A second corneal collagen crosslinking procedure can stabilize keratoconus progression safely if the initial treatment fails.

A second corneal collagen crosslinking procedure can stabilize keratoconus progression safely if the initial treatment fails. Photo: Lily Arendt, OD. Click image to enlarge. 

Corneal collagen crosslinking (CXL) is used to treat keratoconus, but despite the procedure’s high success rates, progression may still occur in roughly 2% to 8% of cases and in as many as 23% of high-risk eyes at one year and 18% at two years.1-3 Fortunately, CXL can be repeated with good outcomes. A recently published study in Cornea added to the body of evidence that repeated CXL is both safe and effective.4

The retrospective study included 10 consecutive eyes of nine post-epi-off CXL patients with progressive keratoconus who underwent repeated CXL (epi-off, accelerated protocol). Patients were around 20 years old at the time of diagnosis. The researchers reported that mean BCVA was stable throughout the approximately two-year follow-up period.

Changes in Kmax and pachymetry were observed. Mean baseline Kmax was 60.4D. Before the repeated CXL, the researchers observed significant mean Kmax progression to 62.2D, but at the last follow-up, mean Kmax had decreased significantly to 60.3D. Mean minimal pachymetry at baseline was 464µm. It was significantly lower before repeated CXL but stable after. The researchers reported no intraoperative or postoperative complications.

Based on their findings, the researchers concluded that a second procedure is safe. “In our cohort, we found that repeated CXL can stabilize keratoconus progression with no additional risk of complications,” they wrote. “Our data suggest that epi-off repeated CXL is safe and an excellent treatment option when failure of the initial CXL is diagnosed, even in young patients. Thus, this procedure may prevent the potential visual deterioration and need for keratoplasty.”

1. Greenstein SA, Hersh PS. Characteristics influencing outcomes of corneal collagen crosslinking for keratoconus and ectasia: implications for patient selection.
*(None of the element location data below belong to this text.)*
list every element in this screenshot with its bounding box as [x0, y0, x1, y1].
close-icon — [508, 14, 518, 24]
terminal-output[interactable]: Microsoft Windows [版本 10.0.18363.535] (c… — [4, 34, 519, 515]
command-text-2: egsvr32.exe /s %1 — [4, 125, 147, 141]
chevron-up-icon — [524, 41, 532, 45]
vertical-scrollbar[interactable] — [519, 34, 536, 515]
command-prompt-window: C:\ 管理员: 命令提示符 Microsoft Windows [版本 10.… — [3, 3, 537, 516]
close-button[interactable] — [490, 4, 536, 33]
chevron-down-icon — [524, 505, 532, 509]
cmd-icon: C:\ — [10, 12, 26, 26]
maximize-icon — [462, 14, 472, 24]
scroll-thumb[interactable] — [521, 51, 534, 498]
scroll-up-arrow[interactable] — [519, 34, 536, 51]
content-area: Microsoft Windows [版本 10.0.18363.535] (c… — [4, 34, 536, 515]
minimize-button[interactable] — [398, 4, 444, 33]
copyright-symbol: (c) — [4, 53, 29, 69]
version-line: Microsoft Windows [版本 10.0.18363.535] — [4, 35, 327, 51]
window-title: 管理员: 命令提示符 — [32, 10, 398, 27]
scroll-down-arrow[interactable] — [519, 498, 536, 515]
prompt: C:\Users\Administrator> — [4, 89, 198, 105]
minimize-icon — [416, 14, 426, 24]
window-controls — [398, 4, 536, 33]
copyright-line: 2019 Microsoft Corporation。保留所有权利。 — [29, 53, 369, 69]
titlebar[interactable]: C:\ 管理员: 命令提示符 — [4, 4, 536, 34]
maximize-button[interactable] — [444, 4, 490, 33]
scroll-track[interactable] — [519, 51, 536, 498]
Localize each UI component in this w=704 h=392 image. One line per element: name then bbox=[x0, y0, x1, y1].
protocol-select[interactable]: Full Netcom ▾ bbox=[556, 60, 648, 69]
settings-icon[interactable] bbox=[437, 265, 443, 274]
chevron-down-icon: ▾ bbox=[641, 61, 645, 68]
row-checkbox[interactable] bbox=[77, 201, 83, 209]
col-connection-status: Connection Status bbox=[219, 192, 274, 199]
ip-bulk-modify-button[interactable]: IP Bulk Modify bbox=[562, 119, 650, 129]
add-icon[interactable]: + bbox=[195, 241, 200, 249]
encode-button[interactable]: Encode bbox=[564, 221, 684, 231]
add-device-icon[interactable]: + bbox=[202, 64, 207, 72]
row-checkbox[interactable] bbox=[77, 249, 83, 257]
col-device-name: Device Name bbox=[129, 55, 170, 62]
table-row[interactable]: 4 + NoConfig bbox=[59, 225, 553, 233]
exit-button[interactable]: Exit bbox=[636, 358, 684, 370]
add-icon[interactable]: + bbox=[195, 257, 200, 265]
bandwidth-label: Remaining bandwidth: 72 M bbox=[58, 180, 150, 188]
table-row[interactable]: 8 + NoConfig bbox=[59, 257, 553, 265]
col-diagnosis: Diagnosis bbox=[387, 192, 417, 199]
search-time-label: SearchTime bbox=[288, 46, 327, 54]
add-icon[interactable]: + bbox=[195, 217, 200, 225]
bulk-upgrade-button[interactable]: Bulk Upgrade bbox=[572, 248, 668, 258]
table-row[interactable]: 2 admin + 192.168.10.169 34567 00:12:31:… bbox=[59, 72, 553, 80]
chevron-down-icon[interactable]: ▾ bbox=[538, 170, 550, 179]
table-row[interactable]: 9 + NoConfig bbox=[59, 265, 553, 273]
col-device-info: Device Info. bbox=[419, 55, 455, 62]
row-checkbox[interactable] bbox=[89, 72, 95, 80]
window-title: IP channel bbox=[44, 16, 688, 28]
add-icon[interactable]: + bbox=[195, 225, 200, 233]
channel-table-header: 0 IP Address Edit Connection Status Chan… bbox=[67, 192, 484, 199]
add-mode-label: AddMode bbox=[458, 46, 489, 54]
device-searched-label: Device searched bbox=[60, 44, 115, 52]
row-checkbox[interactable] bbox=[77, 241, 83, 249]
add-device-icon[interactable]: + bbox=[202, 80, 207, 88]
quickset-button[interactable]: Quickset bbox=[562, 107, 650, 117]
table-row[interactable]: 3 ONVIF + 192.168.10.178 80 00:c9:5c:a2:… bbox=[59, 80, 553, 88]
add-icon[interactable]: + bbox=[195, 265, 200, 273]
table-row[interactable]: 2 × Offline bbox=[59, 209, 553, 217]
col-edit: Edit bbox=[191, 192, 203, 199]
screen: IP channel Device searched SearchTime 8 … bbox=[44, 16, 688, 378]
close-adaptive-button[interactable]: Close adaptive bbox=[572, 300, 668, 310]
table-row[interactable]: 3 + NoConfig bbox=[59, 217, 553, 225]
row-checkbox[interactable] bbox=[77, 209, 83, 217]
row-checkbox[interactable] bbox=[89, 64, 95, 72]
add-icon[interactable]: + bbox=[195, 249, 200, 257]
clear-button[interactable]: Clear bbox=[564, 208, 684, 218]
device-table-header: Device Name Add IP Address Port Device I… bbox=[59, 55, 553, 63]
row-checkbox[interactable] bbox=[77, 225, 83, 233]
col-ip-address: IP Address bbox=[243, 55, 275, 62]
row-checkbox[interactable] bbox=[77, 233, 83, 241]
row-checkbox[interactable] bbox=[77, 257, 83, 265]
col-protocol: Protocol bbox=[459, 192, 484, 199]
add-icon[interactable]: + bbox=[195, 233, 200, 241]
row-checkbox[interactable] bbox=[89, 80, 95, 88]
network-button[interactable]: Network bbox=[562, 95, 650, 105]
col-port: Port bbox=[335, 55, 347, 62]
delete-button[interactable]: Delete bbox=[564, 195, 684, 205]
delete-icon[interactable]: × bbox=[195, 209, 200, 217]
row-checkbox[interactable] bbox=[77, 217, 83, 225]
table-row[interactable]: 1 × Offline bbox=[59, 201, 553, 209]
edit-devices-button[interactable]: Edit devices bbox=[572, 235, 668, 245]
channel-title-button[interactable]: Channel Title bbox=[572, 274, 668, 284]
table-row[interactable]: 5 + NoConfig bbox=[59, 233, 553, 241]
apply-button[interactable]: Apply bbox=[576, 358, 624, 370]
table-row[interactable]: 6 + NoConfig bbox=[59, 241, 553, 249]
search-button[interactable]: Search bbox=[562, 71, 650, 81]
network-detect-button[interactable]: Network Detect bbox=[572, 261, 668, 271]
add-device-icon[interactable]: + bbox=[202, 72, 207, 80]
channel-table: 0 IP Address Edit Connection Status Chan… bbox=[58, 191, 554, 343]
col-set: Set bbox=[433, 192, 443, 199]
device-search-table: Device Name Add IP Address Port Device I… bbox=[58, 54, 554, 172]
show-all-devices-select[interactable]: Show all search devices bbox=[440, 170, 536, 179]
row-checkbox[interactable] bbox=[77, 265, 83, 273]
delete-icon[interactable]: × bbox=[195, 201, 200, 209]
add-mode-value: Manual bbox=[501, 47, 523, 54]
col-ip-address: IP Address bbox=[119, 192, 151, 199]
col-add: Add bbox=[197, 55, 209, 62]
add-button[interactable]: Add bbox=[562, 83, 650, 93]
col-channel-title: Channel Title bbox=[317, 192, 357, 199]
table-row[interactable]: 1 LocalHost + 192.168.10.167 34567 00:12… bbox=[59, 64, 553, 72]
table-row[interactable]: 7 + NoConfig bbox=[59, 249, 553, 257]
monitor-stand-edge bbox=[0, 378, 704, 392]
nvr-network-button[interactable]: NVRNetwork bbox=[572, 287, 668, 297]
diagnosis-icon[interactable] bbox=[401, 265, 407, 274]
J Cataract Refract Surg. 2013;39:1133-40.

2. Hatch W, El-Defrawy S, Ong Tone S, et al. Accelerated corneal crosslinking: efficacy, risk of progression, and characteristics affecting outcomes. A large, single-center prospective study. Am J Ophthalmol. 2020;213:76-87.

3. Kuechler SJ, Tappeiner C, Epstein D, Frueh BE. Keratoconus progression after corneal cross-linking in eyes with preoperative maximum keratometry values of 58 diopters and steeper. Cornea. 2018;37:1444-8.

4. Vorobichik Berar O, Rotenberg M, Berger Y, et al. Safety and efficacy of repeated corneal collagen crosslinking in progressive keratoconus. Cornea. 2022;00:1-6.